Theravada Buddhism, which spread from Sri Lanka throughout South-East Asia, grew from just one of the eighteen early Buddhist schools of India. Chinese (and later Japanese) Buddhism developed from the seeds sown by their founders, who brought home from their sojourn in India only the particular teachings they had encountered or preferred.

Tibet however, couched like a sleeping snow-lion along the northern flank of the Himalaya, was India's closest neighbour. Despite the hardship of crossing the mountain passes, Tibet was directly influenced, over four important centuries, by masters from all the great centres of Buddhism in India. Western Tibet was close to Kashmir and the Punjab, Eastern Tibet was in contact with China, and Central Tibet was closest to Nepal, the Gangetic plain (with its huge monasteries of Nalanda and Vikramasila), and Bengal (ancient Vanga). To the north, Tibet controlled an important part of the Silk Route, along which flowed ideas as well as rare goods. In the 400 years from the 8th through to 12th centuries, the full spectrum of Indian Buddhism went to Tibet.

For 1100 years, that wealth of Indian Buddhism has been carefully and reverently preserved in Tibet. In the latter half of the twentieth century, it burst onto the world stage and is now benefitting millions of people everywhere.

 

Tibet's proximity to India led to a transplantation of all the strands of Buddhism's tapestry:
  1. the universal teachings of hinayana,
  2. the bodhisattva teachings of mahayana and  
  3. the vast panoply of tantric transmissions.

This occurred through the vision and diligence of Indian and Tibetan masters alike, each putting up with extremely difficult climatic changes for their bodies in order to establish dharma properly and fully on the roof of the world.


The flight of HH the Dalai Lama, and other leading Tibetans, in 1959, put an unknown Tibet on the world stage. Tibet's isolation and its people's profound respect for tradition has maintained alive and unchanged, in Tibet, the Indian Buddhism of the eighth through to twelfth centuries. It is almost as if Buddhism in its heyday had been deep-frozen and preserved for the world at large to savour, a millennium later: defrozen to coincide with the advent of the global village and mass communication. Tibet had continued the Indian tradition of large monastic universities, some of them having several thousand monks. Some 10,000 monasteries existed in the Tibetan plateau and almost one in four males was a monk. Buddhist prayer and meditation formed a central part of daily life and the whole social order was focussed on the monasteries.

With time, Tibet became famous throughout central and northern Asia as a great repository of spiritual and medical knowledge, at times providing spiritual mentors for Chinese and Mongol emperors. Tibet also exercised considerable influence on neighbouring Himalayan countries, such a Ladakh, Nepal, Bhutan and Sikkim, which lands used Tibetan script and scripture for their Buddhist practice.

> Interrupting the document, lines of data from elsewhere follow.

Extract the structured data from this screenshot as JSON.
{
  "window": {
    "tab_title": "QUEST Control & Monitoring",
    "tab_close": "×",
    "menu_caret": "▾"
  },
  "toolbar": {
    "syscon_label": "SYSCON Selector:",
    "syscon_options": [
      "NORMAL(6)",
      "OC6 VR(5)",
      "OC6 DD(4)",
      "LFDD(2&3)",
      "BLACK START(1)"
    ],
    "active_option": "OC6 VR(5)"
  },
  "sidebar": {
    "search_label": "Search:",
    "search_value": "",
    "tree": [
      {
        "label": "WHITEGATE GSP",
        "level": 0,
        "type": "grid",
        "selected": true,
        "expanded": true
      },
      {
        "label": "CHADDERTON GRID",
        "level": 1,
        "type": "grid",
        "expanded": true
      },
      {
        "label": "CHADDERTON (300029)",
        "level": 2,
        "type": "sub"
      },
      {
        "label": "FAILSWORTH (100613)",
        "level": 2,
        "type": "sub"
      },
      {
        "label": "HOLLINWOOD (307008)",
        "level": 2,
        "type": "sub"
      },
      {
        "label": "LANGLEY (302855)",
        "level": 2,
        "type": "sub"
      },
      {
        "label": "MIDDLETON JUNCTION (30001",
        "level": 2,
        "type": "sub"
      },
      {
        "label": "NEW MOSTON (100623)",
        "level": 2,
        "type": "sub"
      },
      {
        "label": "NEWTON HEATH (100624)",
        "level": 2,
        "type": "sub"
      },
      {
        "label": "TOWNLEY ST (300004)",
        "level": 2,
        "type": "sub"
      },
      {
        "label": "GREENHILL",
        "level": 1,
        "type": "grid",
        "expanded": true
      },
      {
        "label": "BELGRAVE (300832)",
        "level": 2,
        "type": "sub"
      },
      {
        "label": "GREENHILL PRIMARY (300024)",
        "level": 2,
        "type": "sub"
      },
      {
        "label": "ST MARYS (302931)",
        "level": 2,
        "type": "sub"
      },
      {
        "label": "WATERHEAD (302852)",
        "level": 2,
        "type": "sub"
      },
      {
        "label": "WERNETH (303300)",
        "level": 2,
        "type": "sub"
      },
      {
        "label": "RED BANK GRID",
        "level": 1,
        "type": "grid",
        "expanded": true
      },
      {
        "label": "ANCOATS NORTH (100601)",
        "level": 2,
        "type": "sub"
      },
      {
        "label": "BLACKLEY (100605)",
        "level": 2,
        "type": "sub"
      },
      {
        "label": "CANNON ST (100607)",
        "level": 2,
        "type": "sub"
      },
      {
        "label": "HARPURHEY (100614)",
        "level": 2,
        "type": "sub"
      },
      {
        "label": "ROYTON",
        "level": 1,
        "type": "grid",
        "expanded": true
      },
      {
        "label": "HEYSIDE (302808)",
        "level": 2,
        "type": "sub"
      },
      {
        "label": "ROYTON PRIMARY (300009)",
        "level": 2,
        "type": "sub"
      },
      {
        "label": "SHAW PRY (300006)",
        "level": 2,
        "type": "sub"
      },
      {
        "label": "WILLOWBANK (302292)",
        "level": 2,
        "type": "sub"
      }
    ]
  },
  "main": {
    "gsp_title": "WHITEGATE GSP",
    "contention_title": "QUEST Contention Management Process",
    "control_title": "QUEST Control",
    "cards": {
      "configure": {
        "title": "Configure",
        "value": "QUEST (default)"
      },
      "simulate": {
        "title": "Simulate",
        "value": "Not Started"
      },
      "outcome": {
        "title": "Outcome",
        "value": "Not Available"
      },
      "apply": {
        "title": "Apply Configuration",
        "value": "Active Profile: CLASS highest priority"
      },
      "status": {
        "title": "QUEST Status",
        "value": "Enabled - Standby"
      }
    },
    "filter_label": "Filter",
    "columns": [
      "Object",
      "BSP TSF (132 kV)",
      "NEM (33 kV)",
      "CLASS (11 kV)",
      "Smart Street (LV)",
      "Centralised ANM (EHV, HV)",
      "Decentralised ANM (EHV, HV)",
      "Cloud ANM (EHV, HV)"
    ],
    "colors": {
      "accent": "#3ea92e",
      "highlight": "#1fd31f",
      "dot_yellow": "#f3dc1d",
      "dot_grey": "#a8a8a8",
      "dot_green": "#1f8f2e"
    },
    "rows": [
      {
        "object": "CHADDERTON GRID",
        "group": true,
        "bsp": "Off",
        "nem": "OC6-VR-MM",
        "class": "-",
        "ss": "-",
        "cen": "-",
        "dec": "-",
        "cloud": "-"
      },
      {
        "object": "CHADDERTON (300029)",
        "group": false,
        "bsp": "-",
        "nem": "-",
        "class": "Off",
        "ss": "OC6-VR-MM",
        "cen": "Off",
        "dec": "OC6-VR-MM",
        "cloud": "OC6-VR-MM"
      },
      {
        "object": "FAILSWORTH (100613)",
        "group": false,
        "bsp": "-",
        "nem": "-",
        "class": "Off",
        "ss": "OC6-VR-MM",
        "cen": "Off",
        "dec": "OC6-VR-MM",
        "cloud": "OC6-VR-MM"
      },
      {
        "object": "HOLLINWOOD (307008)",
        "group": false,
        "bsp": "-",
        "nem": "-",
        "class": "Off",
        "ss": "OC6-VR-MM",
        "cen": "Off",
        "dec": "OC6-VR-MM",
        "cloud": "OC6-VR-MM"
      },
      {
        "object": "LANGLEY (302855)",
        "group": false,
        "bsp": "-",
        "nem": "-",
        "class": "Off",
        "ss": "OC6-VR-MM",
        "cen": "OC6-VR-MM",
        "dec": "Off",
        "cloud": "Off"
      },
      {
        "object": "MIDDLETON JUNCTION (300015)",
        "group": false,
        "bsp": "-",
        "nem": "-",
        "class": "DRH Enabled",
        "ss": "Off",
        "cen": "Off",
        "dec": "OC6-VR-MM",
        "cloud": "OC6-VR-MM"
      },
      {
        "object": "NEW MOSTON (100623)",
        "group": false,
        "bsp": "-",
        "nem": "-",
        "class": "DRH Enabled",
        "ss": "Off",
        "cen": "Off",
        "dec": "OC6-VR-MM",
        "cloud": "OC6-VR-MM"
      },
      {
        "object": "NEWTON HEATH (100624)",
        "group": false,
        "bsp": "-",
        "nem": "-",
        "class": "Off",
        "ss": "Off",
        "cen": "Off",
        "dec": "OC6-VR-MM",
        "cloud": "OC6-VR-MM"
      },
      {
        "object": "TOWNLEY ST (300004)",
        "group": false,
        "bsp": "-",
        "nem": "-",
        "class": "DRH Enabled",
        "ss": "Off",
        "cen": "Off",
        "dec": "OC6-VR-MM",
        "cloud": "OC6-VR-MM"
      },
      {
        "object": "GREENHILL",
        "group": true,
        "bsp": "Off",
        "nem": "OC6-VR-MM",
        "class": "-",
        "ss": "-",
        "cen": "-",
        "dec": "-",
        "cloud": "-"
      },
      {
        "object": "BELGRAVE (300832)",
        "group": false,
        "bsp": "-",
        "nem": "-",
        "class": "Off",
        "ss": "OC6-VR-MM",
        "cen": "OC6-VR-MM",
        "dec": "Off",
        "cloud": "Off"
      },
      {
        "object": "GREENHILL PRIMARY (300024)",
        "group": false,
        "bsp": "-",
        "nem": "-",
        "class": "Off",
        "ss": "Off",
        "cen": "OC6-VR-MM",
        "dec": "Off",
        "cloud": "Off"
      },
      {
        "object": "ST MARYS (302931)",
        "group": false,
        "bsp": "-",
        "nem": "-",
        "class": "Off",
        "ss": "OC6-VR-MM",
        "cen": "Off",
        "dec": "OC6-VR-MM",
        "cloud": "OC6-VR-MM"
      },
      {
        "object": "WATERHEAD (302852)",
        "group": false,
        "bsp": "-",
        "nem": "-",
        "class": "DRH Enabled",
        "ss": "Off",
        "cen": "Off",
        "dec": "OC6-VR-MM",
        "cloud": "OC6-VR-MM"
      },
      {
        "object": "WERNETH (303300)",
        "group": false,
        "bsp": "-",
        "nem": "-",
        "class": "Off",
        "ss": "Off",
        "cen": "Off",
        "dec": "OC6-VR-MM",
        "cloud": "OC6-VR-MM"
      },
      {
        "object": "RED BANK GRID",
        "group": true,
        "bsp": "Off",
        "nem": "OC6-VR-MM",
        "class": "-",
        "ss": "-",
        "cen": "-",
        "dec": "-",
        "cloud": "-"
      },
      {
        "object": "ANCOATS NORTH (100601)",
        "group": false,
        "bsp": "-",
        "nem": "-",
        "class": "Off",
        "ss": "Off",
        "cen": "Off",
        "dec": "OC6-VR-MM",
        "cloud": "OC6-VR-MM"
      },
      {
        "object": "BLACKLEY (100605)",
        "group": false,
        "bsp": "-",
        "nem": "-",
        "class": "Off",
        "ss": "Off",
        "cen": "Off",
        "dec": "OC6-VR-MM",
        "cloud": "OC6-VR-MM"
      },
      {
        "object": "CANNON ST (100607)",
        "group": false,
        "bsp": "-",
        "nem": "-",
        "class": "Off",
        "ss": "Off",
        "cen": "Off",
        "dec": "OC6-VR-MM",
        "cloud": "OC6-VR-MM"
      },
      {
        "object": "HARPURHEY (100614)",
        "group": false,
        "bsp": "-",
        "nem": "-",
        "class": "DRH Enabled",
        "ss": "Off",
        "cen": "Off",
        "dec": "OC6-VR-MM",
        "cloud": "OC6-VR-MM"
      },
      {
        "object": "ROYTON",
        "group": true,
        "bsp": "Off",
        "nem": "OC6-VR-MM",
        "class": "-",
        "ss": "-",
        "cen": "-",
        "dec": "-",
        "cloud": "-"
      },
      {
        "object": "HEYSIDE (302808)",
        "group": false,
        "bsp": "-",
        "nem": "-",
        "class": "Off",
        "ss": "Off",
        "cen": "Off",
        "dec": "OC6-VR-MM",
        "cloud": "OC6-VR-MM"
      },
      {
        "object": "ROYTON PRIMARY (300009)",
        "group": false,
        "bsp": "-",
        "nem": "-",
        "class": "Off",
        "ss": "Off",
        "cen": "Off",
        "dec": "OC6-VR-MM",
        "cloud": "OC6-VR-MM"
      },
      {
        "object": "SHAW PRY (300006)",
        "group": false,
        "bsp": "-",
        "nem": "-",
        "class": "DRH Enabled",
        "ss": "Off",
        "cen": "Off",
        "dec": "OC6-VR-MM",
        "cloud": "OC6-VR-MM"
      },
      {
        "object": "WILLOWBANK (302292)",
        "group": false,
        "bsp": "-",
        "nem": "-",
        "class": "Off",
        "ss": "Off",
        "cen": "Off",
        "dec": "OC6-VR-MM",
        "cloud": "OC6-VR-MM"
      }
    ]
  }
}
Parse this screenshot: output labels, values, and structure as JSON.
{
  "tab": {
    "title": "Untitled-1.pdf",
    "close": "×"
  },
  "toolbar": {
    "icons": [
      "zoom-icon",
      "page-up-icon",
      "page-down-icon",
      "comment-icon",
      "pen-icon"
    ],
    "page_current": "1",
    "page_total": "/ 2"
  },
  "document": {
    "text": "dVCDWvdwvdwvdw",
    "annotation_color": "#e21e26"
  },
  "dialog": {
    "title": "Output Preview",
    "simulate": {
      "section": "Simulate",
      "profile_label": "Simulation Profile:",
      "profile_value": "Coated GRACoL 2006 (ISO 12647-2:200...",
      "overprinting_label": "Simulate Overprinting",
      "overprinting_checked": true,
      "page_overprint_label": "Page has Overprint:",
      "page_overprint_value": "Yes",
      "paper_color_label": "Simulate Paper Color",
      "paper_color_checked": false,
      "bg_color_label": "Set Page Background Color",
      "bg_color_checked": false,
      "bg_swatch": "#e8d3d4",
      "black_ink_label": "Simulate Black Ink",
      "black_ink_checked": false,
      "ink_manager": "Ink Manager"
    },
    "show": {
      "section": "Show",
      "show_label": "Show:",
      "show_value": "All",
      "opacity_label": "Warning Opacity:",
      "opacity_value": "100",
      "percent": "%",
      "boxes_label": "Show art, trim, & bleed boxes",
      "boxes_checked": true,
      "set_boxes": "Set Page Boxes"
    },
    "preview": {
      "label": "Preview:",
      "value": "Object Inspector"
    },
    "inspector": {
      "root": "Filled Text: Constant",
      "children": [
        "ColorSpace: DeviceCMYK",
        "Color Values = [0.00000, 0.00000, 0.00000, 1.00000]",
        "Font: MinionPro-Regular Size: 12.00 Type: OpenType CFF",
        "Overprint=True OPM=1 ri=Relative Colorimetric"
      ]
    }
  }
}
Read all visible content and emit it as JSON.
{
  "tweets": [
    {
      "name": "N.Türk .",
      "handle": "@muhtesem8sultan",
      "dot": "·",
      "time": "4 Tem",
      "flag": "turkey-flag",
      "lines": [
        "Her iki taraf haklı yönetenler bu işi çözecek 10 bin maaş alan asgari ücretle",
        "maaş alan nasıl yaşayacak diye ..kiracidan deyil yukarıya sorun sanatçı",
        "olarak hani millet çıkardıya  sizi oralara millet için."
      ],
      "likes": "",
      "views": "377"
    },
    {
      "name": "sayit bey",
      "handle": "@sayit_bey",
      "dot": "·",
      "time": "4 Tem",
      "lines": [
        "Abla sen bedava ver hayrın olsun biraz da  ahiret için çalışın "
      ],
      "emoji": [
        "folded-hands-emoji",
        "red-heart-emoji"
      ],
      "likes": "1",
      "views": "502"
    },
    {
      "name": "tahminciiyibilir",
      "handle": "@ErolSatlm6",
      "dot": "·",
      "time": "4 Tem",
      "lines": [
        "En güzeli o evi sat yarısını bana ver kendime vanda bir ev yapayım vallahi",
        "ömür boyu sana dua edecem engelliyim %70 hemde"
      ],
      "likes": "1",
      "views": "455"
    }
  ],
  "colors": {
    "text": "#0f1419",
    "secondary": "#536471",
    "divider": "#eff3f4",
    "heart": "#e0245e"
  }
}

The fact that Tibet could only be converted from its deeply-rooted animist Bön religion at such a late date, more than a millennium after the Buddha, is indicative of the power of Buddhism at the time.

Above all, Tibet is the only country in which the wealth of mantrayana and vajrayana Buddhism has been fully preserved. Especially formulated to overcome powerful emotions and deep-rooted preconceptions, the techniques of vajrayana bought the Path of Peace to Tibet (which in ancient India was seen as a sort of sinister Transylvania). Perhaps they constitute the extraordinary gift that Tibet can offer the modern world, plunged as it is into the sensorial and the phrenetic drive of commerce.